Il testo in questione apre all’eutanasia?
“Un paziente che firmerà le Dat potrà morire non della sua patologia ma di sete o di fame, perché idratazione e alimentazione vengono definite terapie in ogni caso, quindi anche quando non sono troppo gravose o di alcun beneficio. E la loro sospensione non giustificata continuerà ad essere considerata dalla Chiesa un atto di eutanasia”.

L’obbligo di osservare le Dat è esteso anche agli ospedali non statali, quindi anche a quelli religiosi…
“È inaccettabile. Così come lo è il fatto che ai singoli medici sia negata l’obiezione di coscienza. Viviamo in una società multireligiosa ed è giusto rispettare le sensibilità altrui. Ma lo stesso rispetto lo invochiamo per le strutture sanitarie religiose, che devono corrispondere sempre al proprio carisma e al proprio dettato etico”.

Nel corso del dibattito, avete presentato le vostre istanze ai parlamentari?
“Avevamo avanzato richiesta di un emendamento, secondo cui in presenza di queste situazioni, all’istituto sanitario religioso dovrebbe essere data facoltà di non seguire le disposizioni contrarie alle finalità etiche del loro servizio, e di provvedere – a spese dell’istituto – al trasferimento di chi reclama le Dat ad altre strutture pronte ad accogliere la sua volontà”.
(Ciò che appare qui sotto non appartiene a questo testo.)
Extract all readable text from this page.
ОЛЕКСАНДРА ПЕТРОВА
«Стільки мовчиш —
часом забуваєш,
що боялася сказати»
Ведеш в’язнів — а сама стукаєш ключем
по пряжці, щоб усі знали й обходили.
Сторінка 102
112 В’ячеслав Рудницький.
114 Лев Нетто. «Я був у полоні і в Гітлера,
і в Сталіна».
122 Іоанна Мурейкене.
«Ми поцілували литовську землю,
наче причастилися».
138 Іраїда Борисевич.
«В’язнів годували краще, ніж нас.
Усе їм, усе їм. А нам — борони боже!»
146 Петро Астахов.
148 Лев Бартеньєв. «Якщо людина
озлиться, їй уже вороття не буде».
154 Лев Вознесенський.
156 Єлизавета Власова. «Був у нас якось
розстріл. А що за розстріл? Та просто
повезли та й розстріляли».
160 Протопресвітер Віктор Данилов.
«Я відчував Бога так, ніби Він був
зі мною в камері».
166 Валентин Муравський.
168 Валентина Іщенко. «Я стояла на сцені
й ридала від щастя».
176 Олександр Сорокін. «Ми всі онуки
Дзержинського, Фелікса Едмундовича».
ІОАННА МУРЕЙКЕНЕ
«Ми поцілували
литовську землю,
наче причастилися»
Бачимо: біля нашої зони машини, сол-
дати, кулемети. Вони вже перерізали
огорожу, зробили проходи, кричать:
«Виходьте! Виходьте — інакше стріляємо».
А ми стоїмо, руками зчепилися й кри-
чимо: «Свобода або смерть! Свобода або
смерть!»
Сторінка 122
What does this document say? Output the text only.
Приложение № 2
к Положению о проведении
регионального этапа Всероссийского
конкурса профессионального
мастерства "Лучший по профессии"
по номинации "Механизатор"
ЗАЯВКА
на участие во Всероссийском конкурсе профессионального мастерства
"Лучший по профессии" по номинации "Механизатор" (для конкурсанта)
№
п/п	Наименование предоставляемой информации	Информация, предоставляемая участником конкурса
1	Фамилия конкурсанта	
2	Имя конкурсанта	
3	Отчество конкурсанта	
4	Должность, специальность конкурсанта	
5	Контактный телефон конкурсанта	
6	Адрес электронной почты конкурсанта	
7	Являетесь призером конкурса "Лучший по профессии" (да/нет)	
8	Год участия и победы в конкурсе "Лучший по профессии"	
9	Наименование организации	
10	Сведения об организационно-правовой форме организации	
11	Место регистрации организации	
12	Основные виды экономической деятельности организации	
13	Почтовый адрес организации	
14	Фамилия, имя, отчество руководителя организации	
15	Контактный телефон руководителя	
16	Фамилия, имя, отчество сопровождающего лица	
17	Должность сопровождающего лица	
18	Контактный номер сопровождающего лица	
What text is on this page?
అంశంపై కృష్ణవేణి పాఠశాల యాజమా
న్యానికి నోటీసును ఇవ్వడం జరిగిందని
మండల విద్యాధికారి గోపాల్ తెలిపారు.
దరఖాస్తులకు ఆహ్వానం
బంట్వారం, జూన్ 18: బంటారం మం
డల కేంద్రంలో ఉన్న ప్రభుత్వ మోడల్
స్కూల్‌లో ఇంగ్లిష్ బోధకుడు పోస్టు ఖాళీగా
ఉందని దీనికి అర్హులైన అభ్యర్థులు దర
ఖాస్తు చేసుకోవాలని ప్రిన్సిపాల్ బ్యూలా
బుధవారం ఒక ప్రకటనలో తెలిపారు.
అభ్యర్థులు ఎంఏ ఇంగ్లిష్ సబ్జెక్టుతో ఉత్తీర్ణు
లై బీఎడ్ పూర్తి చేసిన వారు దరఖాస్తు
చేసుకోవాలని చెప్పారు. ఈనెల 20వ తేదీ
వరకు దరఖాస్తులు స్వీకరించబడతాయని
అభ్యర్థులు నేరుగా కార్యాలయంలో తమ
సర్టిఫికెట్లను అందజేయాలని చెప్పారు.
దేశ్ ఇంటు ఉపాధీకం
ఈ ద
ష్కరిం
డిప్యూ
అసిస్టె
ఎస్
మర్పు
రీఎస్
Cosa ne è stato di questo emendamento?
“Il principio che vi è dietro è sostenuto da un articolo della legge concordataria confermato integralmente anche nell’ultima revisione del 1985. Si tratta dell’articolo 7 il cui comma 3 recita espressamente: ‘Agli effetti tributari gli enti ecclesiastici aventi fine di religione o di culto, come pure le attività dirette a tali scopi, sono equiparati a quelli aventi fine di beneficenza o di istruzione. Le attività diverse da quelle di religione o di culto, svolte dagli enti ecclesiastici, sono soggettenel rispetto della struttura e della finalità di tali enti, alle leggi dello Stato concernenti tali attività e al regime tributario previsto per le medesime’. E obbligarci a procurare la morte a una persona, va contro le nostre finalità e quindi ci costringe a trasgredire una legge concordataria”.

Il Concordato sarà la base giuridica a cui vi appellerete…
“Non solo. Il comma 9 dell’art. 1 della legge in questione, rileva che l’obbligo ad attuare le Dat per le strutture sanitarie pubbliche e private deve avvenire ‘con proprie modalità organizzative’. Ebbene, questa frase potrebbe essere interpretata come la possibilità per noi di trasferire il paziente che abbia firmato le Disposizioni in un’altra struttura. Il nostro prossimo passo sarà chiedere un’interpretazione autentica di questo passaggio al Ministero della Salute”.

E se neanche questo passo porterà al risultato che auspicate?
“Vorrà dire che ricorreremo a tutti gli strumenti legali possibili per far valere i nostri diritti che – ripeto – sono stabiliti da una legge concordataria”.

Potete assicurare che le strutture sanitarie cattoliche non lasceranno morire i pazienti di sete e di fame?
“Assolutamente. Non eseguiremo nessuna sentenza di morte. Non siamo disponibili a far morire una persona, nemmeno cinque minuti prima della sua fine naturale. È un principio sacrosanto della Chiesa cattolica, basato sulle Opere di misericordia corporale ‘dar da mangiare agli affamati’ e ‘dar da bere agli assetati’”.